Depuis l’an dernier, la perception des droits de succession relève des compétences des régions. Résultat: de nouvelles règles apparaissent peu à peu. L’une des réformes les plus controversées est la décision du fisc flamand de fermer la “route du notaire hollandais”. De nombreux Belges avaient en effet pris l’habitude de régler leurs donations devant un notaire néerlandais. Contrairement à son collègue belge, celui-ci n’est pas contraint d’enregistrer en Belgique une donation d’argent liquide, d’un portefeuille de placement, d’oeuvres d’art, d’actions de l’entreprise familiale ou d’autres biens mobiliers. Dans ce cas, il ne faut donc pas payer de droits de donation… “Depuis le 1er juin, les donations de titres ou de placements monétaires avec réserve d’usufruit pour lesquelles aucun droit de donation n’a été payé sont ajoutées à la succession au décès du donateur en Flandre“, souligne Philippe Baervoets, Head of Wealth Structuring chez Deutsche Bank. “Elles sont dès lors soumises à des droits de succession même si le décès du donateur intervient plus de trois ans après. Sauf, naturellement, si la donation faite devant un notaire néerlandais a été déclarée spontanément et a fait l’objet de droits de donation.”

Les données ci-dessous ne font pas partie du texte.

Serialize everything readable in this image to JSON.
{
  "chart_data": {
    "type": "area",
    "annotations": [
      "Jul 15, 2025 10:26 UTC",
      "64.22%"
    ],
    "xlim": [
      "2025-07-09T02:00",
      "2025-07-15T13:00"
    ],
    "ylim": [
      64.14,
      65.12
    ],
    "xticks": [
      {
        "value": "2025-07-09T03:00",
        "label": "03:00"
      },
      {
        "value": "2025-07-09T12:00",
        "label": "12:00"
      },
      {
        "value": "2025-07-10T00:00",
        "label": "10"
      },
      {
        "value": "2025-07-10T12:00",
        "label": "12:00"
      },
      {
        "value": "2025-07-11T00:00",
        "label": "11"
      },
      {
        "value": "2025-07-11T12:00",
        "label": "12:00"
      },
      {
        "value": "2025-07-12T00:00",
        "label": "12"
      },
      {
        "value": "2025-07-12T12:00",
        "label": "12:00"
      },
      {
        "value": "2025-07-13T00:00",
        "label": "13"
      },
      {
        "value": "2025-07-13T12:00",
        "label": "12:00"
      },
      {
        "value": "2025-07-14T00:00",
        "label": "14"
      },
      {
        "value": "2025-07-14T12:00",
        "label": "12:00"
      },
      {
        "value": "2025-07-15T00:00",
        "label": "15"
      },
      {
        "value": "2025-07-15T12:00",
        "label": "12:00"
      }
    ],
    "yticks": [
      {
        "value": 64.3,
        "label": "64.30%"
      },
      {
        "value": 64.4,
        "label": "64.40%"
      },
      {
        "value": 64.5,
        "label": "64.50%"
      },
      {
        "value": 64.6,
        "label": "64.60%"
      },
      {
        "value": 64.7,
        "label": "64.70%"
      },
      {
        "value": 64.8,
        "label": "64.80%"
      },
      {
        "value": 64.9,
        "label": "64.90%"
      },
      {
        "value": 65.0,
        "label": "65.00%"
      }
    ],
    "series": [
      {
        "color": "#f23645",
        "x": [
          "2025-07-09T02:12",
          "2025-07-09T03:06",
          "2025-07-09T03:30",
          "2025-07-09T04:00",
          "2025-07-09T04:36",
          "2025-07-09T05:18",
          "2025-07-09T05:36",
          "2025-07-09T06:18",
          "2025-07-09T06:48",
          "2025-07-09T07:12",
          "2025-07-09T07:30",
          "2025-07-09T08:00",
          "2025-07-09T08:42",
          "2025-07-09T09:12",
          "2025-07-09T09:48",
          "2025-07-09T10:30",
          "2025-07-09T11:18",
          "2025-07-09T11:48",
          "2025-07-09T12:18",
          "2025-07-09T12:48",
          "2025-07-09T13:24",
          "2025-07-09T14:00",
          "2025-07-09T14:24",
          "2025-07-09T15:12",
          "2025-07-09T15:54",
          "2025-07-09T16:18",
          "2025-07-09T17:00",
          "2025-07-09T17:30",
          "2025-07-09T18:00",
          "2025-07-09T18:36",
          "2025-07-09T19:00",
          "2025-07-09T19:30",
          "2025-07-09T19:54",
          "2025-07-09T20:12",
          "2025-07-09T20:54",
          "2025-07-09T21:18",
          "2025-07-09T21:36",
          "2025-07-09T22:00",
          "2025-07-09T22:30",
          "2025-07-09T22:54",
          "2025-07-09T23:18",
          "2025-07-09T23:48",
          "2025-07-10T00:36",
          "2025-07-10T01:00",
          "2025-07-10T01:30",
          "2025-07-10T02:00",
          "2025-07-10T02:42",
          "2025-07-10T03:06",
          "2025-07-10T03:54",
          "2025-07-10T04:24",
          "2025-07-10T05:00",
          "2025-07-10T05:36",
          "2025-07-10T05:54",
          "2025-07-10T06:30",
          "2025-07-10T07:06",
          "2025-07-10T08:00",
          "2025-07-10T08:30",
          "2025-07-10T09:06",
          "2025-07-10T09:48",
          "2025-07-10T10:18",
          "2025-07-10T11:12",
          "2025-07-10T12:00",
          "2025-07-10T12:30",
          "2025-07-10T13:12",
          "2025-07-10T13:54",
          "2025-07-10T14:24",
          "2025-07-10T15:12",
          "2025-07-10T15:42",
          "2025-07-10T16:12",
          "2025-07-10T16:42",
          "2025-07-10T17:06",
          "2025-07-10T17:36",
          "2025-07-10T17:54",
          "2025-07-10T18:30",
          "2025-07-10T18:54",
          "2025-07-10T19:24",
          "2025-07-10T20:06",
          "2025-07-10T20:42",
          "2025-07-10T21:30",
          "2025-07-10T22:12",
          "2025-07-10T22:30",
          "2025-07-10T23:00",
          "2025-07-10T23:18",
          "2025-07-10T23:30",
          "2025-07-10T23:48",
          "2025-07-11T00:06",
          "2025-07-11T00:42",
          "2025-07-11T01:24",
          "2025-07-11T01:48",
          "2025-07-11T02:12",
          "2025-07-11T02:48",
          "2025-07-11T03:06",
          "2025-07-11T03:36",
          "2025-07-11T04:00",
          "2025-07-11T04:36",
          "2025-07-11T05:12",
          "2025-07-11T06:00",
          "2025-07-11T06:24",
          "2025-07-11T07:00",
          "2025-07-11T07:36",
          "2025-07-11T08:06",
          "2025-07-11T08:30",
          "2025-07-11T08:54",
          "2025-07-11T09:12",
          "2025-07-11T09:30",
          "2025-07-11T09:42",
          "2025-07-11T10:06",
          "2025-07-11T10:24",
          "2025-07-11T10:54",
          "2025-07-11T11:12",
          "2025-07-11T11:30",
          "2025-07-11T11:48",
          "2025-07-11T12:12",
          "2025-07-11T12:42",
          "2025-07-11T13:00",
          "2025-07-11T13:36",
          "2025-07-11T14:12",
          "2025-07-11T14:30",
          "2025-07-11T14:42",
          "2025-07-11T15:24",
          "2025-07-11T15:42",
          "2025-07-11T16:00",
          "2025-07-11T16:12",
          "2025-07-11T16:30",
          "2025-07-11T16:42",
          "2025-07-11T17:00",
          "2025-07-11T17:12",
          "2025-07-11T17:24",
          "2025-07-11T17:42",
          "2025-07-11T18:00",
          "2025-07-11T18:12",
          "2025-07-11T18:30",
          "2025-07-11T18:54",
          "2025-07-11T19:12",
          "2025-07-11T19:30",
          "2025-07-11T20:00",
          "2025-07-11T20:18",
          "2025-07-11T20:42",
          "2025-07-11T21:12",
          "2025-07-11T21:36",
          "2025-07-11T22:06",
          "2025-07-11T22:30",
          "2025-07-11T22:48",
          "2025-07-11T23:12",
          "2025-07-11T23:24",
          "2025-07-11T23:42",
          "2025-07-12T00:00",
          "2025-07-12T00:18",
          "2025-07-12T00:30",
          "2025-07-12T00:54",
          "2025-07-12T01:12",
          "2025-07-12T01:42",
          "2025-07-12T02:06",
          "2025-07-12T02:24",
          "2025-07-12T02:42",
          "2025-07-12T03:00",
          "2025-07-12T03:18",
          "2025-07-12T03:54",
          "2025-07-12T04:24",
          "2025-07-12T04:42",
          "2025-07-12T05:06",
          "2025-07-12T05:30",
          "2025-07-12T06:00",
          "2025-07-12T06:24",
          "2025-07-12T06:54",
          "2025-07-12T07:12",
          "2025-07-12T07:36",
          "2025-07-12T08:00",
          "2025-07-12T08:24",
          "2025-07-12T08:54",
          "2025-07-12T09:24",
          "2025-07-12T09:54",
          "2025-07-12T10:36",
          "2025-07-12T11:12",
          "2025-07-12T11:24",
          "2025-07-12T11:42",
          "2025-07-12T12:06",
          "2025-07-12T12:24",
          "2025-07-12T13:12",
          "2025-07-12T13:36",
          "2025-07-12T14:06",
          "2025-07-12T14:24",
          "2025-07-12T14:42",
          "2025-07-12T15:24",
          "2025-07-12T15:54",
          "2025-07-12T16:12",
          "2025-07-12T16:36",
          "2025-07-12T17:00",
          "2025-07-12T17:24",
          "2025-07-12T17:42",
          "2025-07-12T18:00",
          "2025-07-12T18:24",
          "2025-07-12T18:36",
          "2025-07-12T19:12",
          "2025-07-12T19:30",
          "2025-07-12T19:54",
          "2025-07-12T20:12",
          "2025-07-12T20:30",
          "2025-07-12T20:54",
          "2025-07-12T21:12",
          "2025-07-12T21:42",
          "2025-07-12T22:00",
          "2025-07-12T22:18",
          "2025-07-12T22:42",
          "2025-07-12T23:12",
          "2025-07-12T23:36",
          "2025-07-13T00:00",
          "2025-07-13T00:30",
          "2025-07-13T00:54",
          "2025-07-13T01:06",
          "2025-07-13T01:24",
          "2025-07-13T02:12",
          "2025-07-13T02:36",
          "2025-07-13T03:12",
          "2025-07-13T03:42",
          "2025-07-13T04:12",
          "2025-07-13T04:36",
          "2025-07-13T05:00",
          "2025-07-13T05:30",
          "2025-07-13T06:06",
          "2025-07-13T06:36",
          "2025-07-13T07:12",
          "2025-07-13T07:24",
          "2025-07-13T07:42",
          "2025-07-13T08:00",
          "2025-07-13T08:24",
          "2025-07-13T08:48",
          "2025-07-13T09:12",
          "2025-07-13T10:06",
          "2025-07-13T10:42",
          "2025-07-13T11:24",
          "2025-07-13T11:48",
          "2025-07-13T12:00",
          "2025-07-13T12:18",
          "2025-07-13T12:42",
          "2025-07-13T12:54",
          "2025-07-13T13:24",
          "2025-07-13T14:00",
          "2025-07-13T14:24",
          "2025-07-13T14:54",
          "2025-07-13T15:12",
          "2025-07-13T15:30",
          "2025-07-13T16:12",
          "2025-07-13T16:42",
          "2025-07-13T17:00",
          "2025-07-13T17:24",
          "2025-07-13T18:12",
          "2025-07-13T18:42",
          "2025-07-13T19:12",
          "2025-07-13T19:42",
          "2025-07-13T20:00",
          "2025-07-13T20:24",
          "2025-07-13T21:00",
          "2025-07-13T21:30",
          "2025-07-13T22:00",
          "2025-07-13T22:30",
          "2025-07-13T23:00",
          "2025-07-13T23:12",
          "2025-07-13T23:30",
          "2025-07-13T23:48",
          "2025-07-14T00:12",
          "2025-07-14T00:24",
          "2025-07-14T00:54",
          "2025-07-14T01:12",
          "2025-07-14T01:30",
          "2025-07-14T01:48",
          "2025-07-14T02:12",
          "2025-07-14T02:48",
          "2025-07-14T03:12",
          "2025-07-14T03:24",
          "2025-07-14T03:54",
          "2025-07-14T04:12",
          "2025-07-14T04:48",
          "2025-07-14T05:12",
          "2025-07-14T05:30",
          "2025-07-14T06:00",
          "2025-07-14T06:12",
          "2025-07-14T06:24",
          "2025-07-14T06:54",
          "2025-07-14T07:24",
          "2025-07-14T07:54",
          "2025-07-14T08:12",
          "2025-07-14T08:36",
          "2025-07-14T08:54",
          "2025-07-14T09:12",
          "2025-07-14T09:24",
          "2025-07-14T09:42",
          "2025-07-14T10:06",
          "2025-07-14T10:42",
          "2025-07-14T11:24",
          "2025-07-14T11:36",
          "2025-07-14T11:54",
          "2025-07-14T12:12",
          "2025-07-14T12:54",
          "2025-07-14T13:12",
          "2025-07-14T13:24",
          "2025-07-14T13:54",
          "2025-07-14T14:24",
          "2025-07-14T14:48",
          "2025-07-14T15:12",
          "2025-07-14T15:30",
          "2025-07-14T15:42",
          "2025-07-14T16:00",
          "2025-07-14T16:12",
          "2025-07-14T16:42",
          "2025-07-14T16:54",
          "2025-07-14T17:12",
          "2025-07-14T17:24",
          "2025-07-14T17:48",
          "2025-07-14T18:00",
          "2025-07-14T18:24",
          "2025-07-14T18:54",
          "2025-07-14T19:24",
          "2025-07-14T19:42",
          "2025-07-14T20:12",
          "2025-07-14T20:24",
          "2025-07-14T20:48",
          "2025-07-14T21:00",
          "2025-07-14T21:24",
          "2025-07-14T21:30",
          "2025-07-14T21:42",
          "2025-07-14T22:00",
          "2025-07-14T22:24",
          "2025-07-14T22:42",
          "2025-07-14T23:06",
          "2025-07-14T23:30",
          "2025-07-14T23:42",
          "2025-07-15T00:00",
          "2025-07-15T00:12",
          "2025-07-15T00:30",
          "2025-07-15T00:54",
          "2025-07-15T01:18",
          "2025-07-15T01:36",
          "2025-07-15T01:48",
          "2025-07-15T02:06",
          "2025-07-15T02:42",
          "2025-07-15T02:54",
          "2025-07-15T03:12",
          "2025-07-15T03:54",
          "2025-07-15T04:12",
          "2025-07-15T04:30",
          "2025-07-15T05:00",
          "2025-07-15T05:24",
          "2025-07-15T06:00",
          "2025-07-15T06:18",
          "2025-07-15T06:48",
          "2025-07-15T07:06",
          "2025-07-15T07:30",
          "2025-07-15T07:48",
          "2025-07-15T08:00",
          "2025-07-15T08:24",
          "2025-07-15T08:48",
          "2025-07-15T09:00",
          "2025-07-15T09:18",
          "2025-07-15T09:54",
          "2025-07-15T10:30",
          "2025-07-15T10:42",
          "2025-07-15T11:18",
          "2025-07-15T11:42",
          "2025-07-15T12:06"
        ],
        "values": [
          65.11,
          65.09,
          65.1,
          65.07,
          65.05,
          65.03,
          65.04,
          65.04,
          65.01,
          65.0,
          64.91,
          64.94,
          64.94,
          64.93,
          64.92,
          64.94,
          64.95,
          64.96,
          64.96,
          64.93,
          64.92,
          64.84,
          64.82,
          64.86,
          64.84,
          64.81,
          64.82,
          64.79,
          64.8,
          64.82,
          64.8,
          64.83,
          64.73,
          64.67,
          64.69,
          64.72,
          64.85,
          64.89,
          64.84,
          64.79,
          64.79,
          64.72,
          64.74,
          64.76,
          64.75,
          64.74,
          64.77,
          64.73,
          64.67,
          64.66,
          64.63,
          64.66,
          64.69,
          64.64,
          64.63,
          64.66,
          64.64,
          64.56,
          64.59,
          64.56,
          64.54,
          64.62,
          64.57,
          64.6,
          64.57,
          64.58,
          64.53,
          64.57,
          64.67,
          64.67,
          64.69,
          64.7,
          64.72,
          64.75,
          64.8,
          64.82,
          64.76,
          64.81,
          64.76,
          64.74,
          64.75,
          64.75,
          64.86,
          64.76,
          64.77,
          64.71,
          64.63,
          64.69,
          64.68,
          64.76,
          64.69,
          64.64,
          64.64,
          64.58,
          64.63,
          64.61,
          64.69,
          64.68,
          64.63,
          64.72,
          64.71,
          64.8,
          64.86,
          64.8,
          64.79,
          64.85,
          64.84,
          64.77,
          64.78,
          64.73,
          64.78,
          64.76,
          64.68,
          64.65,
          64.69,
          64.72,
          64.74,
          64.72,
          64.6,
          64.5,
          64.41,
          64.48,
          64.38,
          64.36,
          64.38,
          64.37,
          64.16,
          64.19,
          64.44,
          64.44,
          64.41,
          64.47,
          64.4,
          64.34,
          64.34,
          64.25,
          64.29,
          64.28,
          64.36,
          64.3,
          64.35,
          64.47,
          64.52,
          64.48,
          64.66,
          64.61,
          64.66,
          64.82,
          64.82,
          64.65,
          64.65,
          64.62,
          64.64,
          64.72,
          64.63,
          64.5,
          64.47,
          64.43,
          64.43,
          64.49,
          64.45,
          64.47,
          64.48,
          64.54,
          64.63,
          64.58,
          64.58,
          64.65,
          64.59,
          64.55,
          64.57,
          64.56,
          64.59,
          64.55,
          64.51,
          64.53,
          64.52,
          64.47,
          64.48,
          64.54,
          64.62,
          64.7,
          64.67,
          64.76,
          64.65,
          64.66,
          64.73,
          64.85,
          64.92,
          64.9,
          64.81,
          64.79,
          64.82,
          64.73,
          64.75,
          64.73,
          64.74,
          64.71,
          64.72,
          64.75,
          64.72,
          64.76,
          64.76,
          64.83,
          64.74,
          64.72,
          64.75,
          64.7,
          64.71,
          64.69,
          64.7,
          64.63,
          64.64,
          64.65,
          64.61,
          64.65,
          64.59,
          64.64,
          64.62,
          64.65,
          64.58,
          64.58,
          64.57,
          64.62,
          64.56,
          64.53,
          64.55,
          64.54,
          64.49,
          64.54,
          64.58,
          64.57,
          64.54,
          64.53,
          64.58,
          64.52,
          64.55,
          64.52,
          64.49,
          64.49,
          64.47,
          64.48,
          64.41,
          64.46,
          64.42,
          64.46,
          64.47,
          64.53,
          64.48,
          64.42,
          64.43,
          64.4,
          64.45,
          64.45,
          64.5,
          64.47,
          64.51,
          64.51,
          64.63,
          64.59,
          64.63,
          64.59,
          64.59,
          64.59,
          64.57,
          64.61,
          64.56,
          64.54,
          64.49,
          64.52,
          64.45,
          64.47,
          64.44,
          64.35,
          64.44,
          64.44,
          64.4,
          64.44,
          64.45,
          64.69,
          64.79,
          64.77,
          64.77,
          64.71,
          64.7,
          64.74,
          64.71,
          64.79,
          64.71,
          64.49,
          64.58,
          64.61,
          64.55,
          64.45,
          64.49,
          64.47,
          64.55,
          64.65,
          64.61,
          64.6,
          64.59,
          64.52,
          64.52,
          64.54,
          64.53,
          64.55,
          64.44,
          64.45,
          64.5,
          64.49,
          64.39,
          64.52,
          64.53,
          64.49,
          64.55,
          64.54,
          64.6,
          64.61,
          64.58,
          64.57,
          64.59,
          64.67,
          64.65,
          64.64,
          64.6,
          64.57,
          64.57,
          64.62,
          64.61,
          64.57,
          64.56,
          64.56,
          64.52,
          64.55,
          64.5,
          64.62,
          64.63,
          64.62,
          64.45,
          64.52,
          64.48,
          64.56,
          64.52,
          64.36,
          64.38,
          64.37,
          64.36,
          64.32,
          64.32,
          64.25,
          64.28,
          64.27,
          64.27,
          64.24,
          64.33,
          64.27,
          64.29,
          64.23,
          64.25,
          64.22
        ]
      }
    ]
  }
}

En Wallonie et à Bruxelles, rien n’a changé – pour l’instant – pour ceux qui règlent leur donation via un notaire néerlandais. Il reste donc possible, en passant devant un notaire néerlandais, d’éviter les droits de donation et les droits de succession si le donateur décède après plus de trois ans. Pour autant, la décision du fisc flamand a également un impact dans les autres régions: “Ceux qui habitent en Wallonie ou à Bruxelles peuvent organiser leur planification successorale selon les règles de ces régions, mais ils doivent tenir compte du fait que la planification patrimoniale mise sur pied peut subitement avoir d’autres conséquences s’ils venaient à déménager en Flandre”, remarque Philippe Baervoets.

“En fonction des objectifs du client, des alternatives à la donation traditionnelle avec réserve d’usufruit sont possibles”, pointe encore le spécialiste de Deutsche Bank, qui évoque notamment la possibilité d’étendre la définition de l’usufruit aux plus-values réalisées (et non pas uniquement aux intérêts et dividendes) dans l’acte de donation, ainsi que d’y intégrer des charges financières. Le donateur pourra par exemple se faire verser périodiquement un certain pourcentage de la donation afin de financer ses dépenses quotidiennes. Pour ceux qui préfèrent ne pas travailler avec un acte de donation notarié, le pacte adjoint associé à un don bancaire permet également de grever la donation d’une charge de cession des fruits au donateur.